From the example annotated topic list:
Document1 – 25,413 words
Repository Content to Produced Content Ratio = 40,060/74,848 = 0.54
The repository in this case contains just over half the number of words of the produced documents.
I prefer to illustrate this metric in terms of the Percent Repository Words Reused in Context (PRWRC). The algorithm works as follows:
PRWRC = (Words in All Produced Content –Words in the Repository)/(Words in the Repository)
I add the words “in context” because the random reuse of words is meaningless. Only reuse of words in the context of topics has value.
If there is no reuse, the value of this quantity is 0% because the difference between the repository content and the produced content is zero. The percentage can rise over 100% if the reuse is high enough. In our example:
PRWRC = (74,848 – 40,060)/40,060 = 87%
This metric can be directly related to cost savings. In the above example, 87% of the repository words (34,842 words) do not have to be re-translated as they would be if the documents were created independently. At 30 cents per word, that amounts to a savings of $10,452 in translation costs for one language. This repository represents a library of about 150 pages. For multiple languages, reviews, and maintenance, the savings would be greater. Only the PRWRC metric allows this direct comparison with costs.
Consider the validity test by using the example above. If we add a small safety manual to the library using six topics that have already been reused with a total of 7,082 words, the new PRWRC is:
PRWRC = (7,082+74,848-40,060)/40,060 = 105%
A small increase in reuse results in an expected increase in the value of the Percent Repository Words Used in Context. This metric passes the validity test.
Because the unit of measure is content, this calculation does not have the watermelon/grape problem discussed above.
People tend to look for easy solutions to many of the problems they encounter. That seems particularly true for employing metrics to measure the success of their reuse projects. The test of a good metric should not be how easy it is to use but how accurate it is in providing the measure you are testing. The data for such a metric may be more difficult to obtain.
Percent topic reuse
The percent topic reuse metric reuse is completely invalid despite the fact that it is the most popular metric used to measure reuse. It is very easy to employ, but it has no real meaning.
Average topic reuse
This metric is valid but does not translate directly into cost savings. It also suffers from the watermelon/grape problem.
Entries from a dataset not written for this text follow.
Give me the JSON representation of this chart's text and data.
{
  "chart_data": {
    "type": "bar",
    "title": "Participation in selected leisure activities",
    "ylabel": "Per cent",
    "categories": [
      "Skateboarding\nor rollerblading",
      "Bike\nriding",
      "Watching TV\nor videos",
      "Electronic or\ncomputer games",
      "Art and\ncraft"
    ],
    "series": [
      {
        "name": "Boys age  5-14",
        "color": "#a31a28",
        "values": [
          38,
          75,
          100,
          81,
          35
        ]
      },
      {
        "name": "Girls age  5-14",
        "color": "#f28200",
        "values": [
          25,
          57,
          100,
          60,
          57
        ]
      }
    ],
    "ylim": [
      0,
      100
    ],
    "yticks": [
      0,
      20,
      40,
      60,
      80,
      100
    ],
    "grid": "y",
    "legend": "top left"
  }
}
Percent repository words reused in context
This metric is valuable because it is directly related to cost savings. Although it requires a word count for each topic (which will change with every edit) and can be complicated by graphics, I recommend this metric as a valid reuse metric. Arbortext Editor, as well as other editors, has a facility for giving word counts for a topic. It is important not to count DITA comments as words, since they are not part of the text of the topic. It is tempting to use bytes rather than words as a measure of content. However, bytes include all of the tags and would not be a valid measure of content.
We hope that developers of Content Management Systems will consider providing this key metric automatically from their systems. Publications managers’ goal should be to minimize the size of their repository. As with inventory control, we should aim to produce the most output (manuals and other content sources) with as little inventory of words in context as possible.